Now we show that $B(E)$ can not be a Hilbert space, so that $H = B(E)$ can not hold (as an isometric isomorphism).
EDIT: The idea for this part of the proof is due to @David C. Ullrich, see the comments to the question.
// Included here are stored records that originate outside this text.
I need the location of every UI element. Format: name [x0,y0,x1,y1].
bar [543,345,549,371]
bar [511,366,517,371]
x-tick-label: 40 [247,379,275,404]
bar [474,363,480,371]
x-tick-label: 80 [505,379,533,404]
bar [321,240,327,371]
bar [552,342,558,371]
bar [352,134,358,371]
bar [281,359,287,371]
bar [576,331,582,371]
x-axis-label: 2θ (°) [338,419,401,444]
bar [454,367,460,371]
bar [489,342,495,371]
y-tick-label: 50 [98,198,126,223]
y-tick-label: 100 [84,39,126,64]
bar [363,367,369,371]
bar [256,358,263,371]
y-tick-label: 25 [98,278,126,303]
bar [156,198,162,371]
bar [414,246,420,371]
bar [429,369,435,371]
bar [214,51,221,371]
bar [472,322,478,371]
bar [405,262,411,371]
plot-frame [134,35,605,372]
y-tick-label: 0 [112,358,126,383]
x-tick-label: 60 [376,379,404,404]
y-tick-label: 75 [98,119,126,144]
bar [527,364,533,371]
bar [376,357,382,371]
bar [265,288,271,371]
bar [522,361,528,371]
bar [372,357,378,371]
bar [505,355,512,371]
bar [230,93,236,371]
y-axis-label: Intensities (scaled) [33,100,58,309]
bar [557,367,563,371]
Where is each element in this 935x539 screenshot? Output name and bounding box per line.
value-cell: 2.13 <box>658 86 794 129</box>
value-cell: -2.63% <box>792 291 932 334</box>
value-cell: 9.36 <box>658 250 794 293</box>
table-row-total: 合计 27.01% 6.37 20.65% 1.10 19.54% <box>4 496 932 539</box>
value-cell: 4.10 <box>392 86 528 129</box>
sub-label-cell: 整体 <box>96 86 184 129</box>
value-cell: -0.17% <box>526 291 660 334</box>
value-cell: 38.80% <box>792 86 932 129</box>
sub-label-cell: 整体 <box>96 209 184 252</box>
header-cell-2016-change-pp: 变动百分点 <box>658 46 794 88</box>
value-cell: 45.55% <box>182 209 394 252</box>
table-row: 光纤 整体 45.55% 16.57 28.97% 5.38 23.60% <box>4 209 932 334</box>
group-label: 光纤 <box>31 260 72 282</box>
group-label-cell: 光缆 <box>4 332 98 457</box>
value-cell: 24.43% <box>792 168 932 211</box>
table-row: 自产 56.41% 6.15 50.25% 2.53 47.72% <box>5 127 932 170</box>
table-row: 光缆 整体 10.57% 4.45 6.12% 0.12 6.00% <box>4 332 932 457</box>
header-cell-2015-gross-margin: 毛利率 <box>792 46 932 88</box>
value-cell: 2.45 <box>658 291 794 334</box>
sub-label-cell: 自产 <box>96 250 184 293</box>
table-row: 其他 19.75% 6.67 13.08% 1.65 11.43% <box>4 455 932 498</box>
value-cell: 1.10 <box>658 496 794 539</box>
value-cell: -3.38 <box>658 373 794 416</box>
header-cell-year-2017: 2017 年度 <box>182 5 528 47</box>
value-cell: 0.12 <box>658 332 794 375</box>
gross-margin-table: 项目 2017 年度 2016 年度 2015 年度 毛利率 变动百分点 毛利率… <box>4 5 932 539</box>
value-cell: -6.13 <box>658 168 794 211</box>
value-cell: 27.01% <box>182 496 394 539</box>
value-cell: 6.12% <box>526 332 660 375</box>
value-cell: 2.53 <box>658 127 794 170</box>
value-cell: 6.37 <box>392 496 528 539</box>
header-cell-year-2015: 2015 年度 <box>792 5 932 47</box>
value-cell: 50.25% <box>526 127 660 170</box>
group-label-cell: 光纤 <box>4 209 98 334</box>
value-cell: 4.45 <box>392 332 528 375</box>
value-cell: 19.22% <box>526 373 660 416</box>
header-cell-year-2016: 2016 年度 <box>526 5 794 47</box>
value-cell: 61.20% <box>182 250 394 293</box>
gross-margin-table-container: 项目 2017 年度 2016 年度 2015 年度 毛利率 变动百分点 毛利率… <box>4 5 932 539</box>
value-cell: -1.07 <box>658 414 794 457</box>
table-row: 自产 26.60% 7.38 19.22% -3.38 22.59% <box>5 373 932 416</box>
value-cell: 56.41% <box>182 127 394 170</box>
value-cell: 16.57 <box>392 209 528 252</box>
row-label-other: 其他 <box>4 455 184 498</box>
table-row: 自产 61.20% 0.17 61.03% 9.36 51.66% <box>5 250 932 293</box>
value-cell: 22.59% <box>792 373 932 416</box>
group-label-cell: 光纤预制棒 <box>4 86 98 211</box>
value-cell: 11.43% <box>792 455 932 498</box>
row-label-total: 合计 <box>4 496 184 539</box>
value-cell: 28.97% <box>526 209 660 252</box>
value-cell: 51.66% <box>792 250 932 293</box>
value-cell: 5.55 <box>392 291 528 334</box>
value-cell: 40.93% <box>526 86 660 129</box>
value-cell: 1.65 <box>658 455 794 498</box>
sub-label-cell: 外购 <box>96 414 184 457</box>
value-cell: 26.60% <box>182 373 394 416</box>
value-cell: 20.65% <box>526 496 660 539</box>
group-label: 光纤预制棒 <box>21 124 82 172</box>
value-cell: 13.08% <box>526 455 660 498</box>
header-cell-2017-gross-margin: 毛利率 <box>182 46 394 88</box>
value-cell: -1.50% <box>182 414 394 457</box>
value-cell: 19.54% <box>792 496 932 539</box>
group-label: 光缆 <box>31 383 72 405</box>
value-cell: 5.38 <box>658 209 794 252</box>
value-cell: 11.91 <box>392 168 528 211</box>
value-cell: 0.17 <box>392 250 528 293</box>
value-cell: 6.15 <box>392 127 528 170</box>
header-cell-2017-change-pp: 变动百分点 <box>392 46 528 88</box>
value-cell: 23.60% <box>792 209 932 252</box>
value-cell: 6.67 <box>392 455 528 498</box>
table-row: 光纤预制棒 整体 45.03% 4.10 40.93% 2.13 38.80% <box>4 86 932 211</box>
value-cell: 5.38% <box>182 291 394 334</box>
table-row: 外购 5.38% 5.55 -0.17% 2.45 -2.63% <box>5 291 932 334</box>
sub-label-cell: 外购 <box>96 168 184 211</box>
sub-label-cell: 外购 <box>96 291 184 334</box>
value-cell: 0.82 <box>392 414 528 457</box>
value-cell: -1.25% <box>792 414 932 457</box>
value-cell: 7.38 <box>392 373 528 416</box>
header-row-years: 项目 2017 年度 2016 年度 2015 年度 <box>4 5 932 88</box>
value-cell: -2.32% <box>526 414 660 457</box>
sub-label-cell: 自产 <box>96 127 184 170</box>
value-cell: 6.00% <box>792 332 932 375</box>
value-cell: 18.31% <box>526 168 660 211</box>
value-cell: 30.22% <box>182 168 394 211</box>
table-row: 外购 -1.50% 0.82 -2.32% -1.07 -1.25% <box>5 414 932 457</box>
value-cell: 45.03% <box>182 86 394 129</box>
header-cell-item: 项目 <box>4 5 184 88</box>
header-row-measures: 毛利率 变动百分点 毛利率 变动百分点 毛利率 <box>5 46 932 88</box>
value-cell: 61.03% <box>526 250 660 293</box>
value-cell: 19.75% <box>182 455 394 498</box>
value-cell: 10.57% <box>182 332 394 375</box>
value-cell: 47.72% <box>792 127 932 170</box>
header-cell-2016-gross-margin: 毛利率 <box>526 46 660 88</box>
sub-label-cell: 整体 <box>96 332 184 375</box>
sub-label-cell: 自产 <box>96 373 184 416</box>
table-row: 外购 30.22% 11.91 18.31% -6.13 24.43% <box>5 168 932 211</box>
For this, let us assume $\dim(H) > 1$ (otherwise, the claim is trivially true, since $H \cong \Bbb{C} \cong B(\Bbb{C})$). Thus, there are $x,y \in H$ with $x \perp y$ and $\Vert x \Vert = 1 = \Vert y \Vert$. Let $H_1 := {\rm span}(x,y)$ and $H_2 := H_1^\perp$. Let $A,B$ be the bounded operators given in matrix notation (with respect to $H= \langle x \rangle \oplus \langle y \rangle \oplus H_2$) by $$ A=\left(\begin{matrix}1\\ & 0\\ & & 0 \end{matrix}\right),B=\left(\begin{matrix}0\\ & 1\\ & & 0 \end{matrix}\right). $$ Put differently, $A = \pi_1$ is the orthogonal projection onto ${\rm span}(x)$ and likewise $B = \pi_2$ is the orthogonal projection onto ${\rm span}(y)$. Since $A+B$ is the orthogonal projection onto $H_1$, we get $$ \Vert A\Vert = \Vert B \Vert = \Vert A+B\Vert =1. $$ It is also not hard to see $\Vert A - B\Vert = 1$.
But this is incompatible with the parallelogram identity $$ \Vert x + y\Vert^2 + \Vert x-y \Vert^2 = 2 (\Vert x \Vert^2 + \Vert y \Vert^2), $$ since the left-hand side would yield $2$, while the right-hand side would yield $4$ with $x=A,y=B$.
On
For your second question, the answer is always yes. More generally, given any Banach algebra $A$, let $\tilde{A}=A\oplus \mathbb{C}$ be its unitization (with norm $\|(a,z)\|=\|a\|+|z|$). Given $a\in A$, let $L_a\in B(\tilde{A})$ be left multiplication by $a$. Then $a\mapsto L_a$ is an isometric isomorphism from $A$ to a subalgebra of $B(\tilde{A})$. (Adjoining a unit is necessary because otherwise $\|L_a\|$ might be smaller than $\|a\|$.)
I know a very special case, and I guess it is extensible.
Suppose that $H$ is Hilbert space such that $H\cong (H_1\hat{\otimes}(H_2)^*)^*$, where $\hat{\otimes}$ is projective tensor product, and $H_1,H_2$ is some Hilbert spaces. For any Hilbert space $\mathcal{H}$, always $\mathcal{H}^{**}=\mathcal{H}$. Also for two Banach space $E,F$ always $B(E,F^*)\cong (E\hat{\otimes} F)^*$. Hence
$$H=(H_1\hat{\otimes} (H_2)^*)^*=B(H_1,(H_2)^{**})=B(H_1,H_2)$$ So if $\mathcal{H}$ is a Hilbert space such that $H=(\mathcal{H}\hat\otimes(\mathcal{H})^*)^*$, then $H=B(\mathcal{H})$.